Machine Learning for Winning Algorithm Trading? It probably doesn’t work.

Yutong Xie
Analytics Vidhya
Published in
5 min readNov 24, 2020

At least for LSTM I am using in this article.

Most of the machine learning algorithms are not more than a kind of regression model. Namely, when machine learning algorithms are trying to predict the future, they are gonna predict a trend while assuming any deviations from the trend will reverse. This is especially the case when you apply a loss function that is in the squared error family.

To get an intuitive understanding of that, let’s look at an example. Imagine there is random noise around signal. Either gray line or the yellow line will be punished heavily by the loss function because the squared difference between data and prediction will be high. Only the orange line that’s in the middle is considered as a better “fit”. This is not necessarily bad in terms of predicting the mean, but does it generate meaning full trading signals?

In this article I am going to use LSTM model to predict the future price of SPY, the ETF of the S&P 500 index. I will also try to evaluate if that prediction can generate tradable signals for profit.

Code

In this section I explain the data and code I am using. I used python and VS Code to implement my analysis. I explain everything in a very detailed way. Please feel free to skip this part if you don’t wanna bother with the coding.

Github here.

Here are the libraries I used:

First, download the daily data and keep the closing price of each day:

Because I am trying to predict the index, I would include at least 1 complete economic cycles. SPY was first introduced in 1990 which allows it to experience 2 (dot com bubble and 08 financial crisis). 2000 is the beginning of the dot com bubble. If you want to try this yourself, you can actually start from the beginning of SPY.

This data has 5221 rows, which means there are 5221 trading days, and 1 column which is the closing price.

Second, I split the data into a training set and a testing set.

In selecting the training set, I use the first 80% of the entire sample. The line

training_data_len = math.ceil(len(dataset)*0.8)

tells us the smallest integer that is not less than 80% of the length of our data (5221 rows in total). 0.8 x 5,221 = 4,176.8. The smallest integer that is not less than 4,176.8 is 4,177, so this expression gives the length of training data — 4,177. So from observation number 4,178 to the end, 5,221 will be our testing set.
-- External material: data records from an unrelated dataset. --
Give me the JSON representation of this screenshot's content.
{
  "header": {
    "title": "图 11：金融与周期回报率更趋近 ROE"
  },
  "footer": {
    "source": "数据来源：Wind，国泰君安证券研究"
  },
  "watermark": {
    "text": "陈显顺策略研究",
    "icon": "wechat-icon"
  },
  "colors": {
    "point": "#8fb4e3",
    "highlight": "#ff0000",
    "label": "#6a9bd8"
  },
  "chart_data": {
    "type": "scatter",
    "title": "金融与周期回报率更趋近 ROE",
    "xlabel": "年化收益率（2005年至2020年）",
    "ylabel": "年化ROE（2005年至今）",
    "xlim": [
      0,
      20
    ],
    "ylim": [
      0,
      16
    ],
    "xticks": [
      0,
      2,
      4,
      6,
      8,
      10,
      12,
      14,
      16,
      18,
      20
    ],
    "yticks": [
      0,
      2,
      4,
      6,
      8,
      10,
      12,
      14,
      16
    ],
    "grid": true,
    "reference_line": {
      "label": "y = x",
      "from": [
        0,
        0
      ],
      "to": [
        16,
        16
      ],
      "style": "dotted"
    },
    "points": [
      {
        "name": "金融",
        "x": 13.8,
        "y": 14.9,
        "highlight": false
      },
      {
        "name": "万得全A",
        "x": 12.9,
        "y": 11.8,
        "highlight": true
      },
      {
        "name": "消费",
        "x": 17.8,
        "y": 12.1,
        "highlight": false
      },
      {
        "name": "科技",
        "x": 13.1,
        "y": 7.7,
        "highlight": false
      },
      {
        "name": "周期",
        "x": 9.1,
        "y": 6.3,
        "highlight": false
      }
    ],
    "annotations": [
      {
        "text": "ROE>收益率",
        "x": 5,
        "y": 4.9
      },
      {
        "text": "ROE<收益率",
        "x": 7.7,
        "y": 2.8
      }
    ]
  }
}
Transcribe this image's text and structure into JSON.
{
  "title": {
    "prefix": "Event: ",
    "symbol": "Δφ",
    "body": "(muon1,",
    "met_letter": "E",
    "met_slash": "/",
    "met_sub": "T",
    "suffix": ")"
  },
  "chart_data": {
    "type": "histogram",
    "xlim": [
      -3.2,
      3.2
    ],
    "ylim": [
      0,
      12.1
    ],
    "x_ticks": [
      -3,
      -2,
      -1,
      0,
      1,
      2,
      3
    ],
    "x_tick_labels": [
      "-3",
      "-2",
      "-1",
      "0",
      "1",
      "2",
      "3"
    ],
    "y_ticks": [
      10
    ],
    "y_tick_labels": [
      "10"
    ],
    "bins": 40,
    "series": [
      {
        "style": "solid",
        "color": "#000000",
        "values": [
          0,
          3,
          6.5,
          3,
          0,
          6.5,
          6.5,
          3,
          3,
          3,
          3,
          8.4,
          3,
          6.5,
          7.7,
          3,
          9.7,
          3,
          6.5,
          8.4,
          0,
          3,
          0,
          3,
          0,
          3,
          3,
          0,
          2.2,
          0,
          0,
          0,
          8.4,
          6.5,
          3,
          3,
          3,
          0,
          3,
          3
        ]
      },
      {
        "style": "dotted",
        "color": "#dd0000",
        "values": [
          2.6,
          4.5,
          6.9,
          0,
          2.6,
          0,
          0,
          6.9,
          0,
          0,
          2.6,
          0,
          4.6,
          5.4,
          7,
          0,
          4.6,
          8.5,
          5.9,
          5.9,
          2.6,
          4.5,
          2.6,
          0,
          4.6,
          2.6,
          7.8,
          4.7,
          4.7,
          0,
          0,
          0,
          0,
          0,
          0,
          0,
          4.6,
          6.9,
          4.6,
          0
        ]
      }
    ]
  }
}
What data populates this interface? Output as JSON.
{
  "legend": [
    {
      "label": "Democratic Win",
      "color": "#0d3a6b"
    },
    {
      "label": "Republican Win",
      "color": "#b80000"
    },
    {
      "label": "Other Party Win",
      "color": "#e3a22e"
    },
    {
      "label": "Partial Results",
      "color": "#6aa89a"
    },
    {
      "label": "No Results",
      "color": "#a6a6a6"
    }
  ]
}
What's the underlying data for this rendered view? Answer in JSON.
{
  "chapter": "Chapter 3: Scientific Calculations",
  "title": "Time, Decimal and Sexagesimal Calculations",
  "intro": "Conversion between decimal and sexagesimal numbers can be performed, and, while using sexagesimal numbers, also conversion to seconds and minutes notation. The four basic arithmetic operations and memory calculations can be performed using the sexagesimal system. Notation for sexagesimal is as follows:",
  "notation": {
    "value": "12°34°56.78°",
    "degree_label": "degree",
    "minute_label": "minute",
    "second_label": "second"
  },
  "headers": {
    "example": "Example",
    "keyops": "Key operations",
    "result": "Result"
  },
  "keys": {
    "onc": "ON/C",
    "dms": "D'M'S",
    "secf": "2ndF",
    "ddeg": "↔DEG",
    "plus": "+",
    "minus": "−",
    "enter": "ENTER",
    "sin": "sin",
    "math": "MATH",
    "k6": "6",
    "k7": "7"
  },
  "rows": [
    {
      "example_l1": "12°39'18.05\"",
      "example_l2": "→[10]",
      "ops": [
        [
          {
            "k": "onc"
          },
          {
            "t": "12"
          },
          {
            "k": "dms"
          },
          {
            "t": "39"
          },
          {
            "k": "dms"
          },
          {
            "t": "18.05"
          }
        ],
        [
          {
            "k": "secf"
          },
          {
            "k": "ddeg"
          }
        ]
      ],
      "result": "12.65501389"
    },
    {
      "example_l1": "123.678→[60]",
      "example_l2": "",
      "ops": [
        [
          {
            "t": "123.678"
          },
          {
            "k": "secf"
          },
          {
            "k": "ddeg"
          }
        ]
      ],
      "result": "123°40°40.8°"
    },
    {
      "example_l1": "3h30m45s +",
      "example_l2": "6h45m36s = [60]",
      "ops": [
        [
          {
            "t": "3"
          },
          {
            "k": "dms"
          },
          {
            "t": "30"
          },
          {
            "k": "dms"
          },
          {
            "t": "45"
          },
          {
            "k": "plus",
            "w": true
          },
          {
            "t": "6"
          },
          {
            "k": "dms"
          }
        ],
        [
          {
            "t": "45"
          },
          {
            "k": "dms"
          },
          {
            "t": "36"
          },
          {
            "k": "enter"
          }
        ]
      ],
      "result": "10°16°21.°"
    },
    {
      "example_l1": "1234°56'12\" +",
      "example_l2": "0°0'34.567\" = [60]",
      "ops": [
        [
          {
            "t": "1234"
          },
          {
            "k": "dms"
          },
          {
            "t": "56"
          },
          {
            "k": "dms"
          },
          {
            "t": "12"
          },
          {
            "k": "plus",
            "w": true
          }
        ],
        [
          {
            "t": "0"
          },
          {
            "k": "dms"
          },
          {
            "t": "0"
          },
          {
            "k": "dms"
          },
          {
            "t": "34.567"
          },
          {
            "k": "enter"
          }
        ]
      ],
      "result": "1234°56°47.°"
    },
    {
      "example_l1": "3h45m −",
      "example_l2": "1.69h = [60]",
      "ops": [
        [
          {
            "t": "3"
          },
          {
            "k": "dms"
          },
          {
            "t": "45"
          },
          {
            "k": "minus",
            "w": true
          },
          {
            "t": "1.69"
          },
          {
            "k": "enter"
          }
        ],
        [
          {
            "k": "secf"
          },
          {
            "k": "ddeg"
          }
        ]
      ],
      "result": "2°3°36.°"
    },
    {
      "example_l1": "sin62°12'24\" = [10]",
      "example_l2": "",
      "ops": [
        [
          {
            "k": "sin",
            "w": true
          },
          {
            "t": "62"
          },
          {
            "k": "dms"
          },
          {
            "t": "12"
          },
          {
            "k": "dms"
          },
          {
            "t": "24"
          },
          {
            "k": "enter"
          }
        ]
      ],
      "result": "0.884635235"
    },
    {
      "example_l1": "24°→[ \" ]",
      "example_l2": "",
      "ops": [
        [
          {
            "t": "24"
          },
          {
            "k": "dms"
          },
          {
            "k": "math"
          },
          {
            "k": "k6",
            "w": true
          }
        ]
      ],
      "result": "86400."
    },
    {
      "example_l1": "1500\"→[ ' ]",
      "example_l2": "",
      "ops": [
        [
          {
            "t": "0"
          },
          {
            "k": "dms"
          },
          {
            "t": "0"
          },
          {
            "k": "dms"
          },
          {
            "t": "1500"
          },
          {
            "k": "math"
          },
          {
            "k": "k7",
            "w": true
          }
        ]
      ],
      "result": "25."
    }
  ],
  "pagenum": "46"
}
I have a variable named pstep, which represents how many days away we want to predict the price.

This step also involves a loop when constructing the x and y variables in the training data set. The rationale for the code is the following: for each closing price on a certain date, I want to use the closing prices in the previous 60 days to predict it. If the data is organized in chronicle order and if pstep = 0, the first 60 observations should predict the 61st observation, the 2nd to 61st observations should predict the 62nd observation, and so on. The index i should go from 60 to the end of the training data. There should be 60 rows for each column and each cell has 1 value which is the closing price.

Then, we need to reshape the data as LSTM expects the data to be 3-dimentional — Number of samples by Number of time steps by Number of Features. The number of time steps is 60 and the number of features is 1. The number of samples is basically how many repeats we can do to make predictions.

Then I need to build the model, compile the model and estimate the parameters (fit the model). The numbers of neurons I picked are trivial. The result is qualitatively the same with 10 or 100 neurons. I am actually over fitting here. If I over fit, then the results will be very sample specific.

Visualization of Results

So I plot the time-series of the predicted value and the realized value in this graph. I use pstep=15, which means I am predicting the price 15 days later using 60 days before.

I believe this is seen in most of the LSTM articles. If you zoom in the validation period, you will see that the model overestimates in certain periods and underestimates others. This makes the model “on average” predicting the future fine because of the mean squared error loss function.

In the next figure I am plotting the actual price 15 days later and the predicted price 15 days later together with the current closing price. I am looking at the first 100 obs.

If both the green line and the orange line is above the blue line, then both the predicted value and the future value are above the current price. Accordingly, we can buy the stock at the current price, hold for 15 days and earn a profit. If the green line is above the blue line but the orange line is below the blue line, then if we trade according to the orange line, we are gonna loose money; vice versa. If you examine the graph, most of the times we will be wrong.

Verdict

Thank you for reading! I hope we all understand model prediction and what is means to predict returns better.